In this session, Joseph Goldstein will introduce the third of the four foundations of mindfulness – namely, Mindfulness of Mind. This week Joseph will emphasize how developing awareness of the three unwholesome roots of the mind – greed, hatred, and delusion in all of its various forms - can directly result in feelings of ease, peace, clarity and receptivity. He examines in specific detail how we can skillfully refine this awareness and the various distinctions that result.
1. How do you understand mindfulness of mind?
2. Why is mindfulness of mind important?
3. How do you understand the phrase “short moments, many times?”
4. The Buddha taught that the kilesas (greed, aversion, delusion) are adventitious. Why is this important?
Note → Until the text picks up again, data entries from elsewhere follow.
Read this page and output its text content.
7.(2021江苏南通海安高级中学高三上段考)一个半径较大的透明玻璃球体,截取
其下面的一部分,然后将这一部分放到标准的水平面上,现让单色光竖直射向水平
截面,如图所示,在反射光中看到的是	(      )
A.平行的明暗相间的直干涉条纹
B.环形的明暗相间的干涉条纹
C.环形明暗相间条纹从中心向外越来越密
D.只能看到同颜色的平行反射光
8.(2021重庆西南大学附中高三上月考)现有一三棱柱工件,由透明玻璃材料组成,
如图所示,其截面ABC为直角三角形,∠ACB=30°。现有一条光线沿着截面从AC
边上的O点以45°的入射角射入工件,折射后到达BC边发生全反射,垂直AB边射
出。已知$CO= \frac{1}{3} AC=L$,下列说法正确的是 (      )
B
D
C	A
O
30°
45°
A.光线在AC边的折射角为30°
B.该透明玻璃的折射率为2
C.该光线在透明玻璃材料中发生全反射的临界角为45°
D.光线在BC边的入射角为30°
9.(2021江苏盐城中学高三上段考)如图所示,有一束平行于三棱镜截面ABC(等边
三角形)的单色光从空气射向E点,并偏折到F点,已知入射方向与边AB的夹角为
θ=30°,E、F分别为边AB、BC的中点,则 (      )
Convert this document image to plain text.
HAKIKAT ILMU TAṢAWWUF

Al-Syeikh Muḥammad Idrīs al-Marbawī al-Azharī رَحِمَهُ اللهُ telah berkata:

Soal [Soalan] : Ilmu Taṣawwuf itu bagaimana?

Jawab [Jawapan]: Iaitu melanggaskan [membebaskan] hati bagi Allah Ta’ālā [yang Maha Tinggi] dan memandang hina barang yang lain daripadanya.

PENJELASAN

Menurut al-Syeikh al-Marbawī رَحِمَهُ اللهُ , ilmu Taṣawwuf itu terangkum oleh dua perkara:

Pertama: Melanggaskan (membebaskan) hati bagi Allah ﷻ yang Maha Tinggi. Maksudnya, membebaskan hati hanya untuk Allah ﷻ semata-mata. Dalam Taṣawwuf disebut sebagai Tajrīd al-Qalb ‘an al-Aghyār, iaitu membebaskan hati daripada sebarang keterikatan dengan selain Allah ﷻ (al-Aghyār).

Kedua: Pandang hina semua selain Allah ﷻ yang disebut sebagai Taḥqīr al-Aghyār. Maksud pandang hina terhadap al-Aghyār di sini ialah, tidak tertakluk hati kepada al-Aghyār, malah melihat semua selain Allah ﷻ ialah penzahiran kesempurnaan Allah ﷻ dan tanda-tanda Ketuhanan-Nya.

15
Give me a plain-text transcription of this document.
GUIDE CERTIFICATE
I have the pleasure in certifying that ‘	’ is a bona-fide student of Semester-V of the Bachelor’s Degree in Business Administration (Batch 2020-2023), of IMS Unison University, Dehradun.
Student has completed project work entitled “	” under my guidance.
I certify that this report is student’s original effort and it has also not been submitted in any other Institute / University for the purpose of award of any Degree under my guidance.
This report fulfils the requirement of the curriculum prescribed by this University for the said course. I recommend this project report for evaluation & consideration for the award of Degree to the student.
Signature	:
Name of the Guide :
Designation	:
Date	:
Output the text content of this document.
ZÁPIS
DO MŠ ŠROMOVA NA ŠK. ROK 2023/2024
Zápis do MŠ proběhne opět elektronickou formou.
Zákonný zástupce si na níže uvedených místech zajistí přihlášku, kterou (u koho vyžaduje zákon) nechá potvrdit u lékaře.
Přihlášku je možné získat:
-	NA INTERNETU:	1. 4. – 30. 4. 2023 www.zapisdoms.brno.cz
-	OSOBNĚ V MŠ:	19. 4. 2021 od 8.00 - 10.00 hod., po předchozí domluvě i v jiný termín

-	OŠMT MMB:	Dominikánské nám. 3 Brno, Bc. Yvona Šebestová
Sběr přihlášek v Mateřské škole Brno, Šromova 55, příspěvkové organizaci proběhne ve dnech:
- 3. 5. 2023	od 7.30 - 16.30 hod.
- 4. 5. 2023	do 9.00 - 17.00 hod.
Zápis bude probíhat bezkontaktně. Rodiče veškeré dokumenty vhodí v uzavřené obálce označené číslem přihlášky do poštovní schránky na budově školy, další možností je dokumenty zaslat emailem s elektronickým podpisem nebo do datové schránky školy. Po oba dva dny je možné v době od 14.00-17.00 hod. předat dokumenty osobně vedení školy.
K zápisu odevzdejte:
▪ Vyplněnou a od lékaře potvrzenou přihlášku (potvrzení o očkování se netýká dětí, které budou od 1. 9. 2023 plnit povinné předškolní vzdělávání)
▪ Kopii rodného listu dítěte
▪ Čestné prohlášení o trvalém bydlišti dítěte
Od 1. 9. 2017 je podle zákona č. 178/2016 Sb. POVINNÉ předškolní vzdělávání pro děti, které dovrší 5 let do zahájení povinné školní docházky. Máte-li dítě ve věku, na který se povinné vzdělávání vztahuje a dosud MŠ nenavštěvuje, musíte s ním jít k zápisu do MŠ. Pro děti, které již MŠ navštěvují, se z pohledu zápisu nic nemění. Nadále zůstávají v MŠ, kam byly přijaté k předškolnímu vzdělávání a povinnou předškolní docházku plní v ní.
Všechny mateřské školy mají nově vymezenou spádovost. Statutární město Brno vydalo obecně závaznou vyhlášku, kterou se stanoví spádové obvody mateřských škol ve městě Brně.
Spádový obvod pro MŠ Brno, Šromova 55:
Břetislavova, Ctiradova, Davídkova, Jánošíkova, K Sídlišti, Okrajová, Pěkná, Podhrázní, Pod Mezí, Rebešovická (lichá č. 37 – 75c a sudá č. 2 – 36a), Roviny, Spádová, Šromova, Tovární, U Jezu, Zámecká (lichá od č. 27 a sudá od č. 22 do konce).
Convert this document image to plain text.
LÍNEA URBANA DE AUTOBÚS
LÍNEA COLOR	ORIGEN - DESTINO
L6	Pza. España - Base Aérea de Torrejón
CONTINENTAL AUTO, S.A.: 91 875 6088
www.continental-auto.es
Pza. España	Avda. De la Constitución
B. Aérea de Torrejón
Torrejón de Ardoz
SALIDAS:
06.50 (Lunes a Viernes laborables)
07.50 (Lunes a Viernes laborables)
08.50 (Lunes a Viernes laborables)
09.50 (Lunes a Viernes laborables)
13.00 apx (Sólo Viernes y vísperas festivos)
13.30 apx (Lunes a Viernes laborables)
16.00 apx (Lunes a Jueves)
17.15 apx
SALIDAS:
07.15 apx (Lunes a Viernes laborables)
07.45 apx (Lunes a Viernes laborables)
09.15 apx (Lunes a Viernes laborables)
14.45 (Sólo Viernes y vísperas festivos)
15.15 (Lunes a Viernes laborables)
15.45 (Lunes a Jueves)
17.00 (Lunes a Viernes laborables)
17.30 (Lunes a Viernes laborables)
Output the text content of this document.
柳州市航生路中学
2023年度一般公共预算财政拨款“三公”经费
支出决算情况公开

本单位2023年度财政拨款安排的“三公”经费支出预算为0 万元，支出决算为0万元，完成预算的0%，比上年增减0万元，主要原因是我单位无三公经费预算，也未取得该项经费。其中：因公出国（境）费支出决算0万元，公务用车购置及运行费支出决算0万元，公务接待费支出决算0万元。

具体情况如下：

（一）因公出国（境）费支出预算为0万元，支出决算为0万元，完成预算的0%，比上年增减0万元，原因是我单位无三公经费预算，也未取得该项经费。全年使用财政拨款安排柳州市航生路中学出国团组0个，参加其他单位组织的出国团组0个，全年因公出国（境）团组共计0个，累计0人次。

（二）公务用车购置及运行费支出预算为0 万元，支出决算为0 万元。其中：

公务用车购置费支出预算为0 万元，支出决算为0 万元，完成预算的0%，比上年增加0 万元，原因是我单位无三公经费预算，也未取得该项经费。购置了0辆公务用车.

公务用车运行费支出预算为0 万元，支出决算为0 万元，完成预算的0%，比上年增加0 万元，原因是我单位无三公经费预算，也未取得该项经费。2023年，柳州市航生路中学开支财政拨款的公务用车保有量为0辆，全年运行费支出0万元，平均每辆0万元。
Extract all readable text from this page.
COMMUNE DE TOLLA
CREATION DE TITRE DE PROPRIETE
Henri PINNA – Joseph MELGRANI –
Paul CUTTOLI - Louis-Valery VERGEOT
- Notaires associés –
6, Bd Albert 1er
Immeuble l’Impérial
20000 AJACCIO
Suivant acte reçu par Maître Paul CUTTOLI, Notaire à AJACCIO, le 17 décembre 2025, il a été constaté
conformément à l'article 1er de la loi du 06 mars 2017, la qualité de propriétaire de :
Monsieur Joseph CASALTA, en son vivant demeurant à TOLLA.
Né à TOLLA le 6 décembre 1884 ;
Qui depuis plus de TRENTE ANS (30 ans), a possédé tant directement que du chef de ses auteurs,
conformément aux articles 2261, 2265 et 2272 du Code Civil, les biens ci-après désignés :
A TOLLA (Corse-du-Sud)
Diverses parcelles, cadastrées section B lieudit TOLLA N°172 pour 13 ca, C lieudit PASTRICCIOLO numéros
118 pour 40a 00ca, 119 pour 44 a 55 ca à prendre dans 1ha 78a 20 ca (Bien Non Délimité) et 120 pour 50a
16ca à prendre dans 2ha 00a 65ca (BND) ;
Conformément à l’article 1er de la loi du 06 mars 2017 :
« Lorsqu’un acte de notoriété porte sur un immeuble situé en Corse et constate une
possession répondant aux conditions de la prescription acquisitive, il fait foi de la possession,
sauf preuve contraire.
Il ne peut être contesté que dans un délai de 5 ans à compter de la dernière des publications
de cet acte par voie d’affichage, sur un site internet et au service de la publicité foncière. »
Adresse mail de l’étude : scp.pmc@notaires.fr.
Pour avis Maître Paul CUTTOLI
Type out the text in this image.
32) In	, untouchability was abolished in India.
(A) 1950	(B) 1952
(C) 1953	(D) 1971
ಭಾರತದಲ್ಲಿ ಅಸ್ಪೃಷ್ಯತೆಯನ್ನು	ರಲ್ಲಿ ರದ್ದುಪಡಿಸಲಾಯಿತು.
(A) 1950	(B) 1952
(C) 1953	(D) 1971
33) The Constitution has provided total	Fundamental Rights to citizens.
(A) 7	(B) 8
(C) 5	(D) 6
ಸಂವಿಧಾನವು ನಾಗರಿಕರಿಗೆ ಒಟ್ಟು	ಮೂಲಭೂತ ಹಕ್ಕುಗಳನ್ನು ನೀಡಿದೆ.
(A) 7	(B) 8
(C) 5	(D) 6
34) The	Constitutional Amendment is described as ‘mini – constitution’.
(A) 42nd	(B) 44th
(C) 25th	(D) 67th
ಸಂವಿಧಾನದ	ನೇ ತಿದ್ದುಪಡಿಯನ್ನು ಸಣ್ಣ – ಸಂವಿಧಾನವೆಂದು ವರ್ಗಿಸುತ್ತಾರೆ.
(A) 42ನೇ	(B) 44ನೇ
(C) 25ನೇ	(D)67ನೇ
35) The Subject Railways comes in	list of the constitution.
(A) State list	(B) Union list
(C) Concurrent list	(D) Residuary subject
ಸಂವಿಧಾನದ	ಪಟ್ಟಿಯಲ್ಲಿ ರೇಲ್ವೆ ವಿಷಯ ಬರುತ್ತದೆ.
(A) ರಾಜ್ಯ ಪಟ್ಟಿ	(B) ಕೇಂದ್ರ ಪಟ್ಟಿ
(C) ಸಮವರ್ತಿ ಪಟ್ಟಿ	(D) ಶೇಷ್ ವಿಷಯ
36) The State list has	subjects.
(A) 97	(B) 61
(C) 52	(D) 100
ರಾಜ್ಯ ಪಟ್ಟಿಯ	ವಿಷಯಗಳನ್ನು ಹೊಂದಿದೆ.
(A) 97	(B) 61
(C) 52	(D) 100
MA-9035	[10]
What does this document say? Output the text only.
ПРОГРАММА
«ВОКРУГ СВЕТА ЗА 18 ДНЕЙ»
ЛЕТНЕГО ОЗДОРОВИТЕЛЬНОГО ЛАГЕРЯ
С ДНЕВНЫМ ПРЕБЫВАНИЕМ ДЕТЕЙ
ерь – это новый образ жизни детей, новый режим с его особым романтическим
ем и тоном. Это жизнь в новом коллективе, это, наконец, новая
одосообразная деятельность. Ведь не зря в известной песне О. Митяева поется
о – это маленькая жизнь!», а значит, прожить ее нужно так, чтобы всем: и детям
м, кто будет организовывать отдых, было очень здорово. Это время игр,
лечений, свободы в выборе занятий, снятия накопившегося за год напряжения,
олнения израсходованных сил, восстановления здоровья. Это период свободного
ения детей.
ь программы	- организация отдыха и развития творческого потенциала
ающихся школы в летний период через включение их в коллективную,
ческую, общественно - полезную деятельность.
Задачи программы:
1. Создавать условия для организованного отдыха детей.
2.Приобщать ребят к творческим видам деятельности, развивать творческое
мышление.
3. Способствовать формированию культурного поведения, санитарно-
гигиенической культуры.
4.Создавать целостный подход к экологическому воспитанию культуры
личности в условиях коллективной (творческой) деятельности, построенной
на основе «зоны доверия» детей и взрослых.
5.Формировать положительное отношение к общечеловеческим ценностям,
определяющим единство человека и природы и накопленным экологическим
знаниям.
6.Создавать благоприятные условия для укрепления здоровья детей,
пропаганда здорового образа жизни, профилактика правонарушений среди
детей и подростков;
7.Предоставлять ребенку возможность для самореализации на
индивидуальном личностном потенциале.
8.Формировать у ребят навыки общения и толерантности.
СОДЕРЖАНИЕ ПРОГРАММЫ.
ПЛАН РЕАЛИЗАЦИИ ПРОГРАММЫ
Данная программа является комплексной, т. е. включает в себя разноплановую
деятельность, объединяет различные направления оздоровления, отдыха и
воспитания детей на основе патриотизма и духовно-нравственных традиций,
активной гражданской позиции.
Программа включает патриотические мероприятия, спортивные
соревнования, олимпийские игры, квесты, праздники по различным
5. How can we be with distracted or restless mind w/o judging.
Practices :Attitudes of Mind
A verse in the Dhammapada describes how unwholesome states manifest: there is no fire like lust, no grip like anger, no net like delusion. Thai master Buddhadasa describes these tendencies another way: Pulling in, pushing away, running around in circles.
While you’re sitting ask: What’s the attitude in the mind right now?
Practices: Absence of Unwholesome Mind States
1. As an experiment, pay attention to the next time you experience a strong wanting in the mind (to pull toward or push away AKA clinging or aversion).
2. Stay as mindful as possible of how it manifests in the mind and body. You might think: This is what __________ is like.
3. Then notice as the wanting disappears, either in a moment or gradually in time. Instead of rushing back to the breath or some object of meditation, pay attention to the mind free of wanting, experiencing the coolness of that state.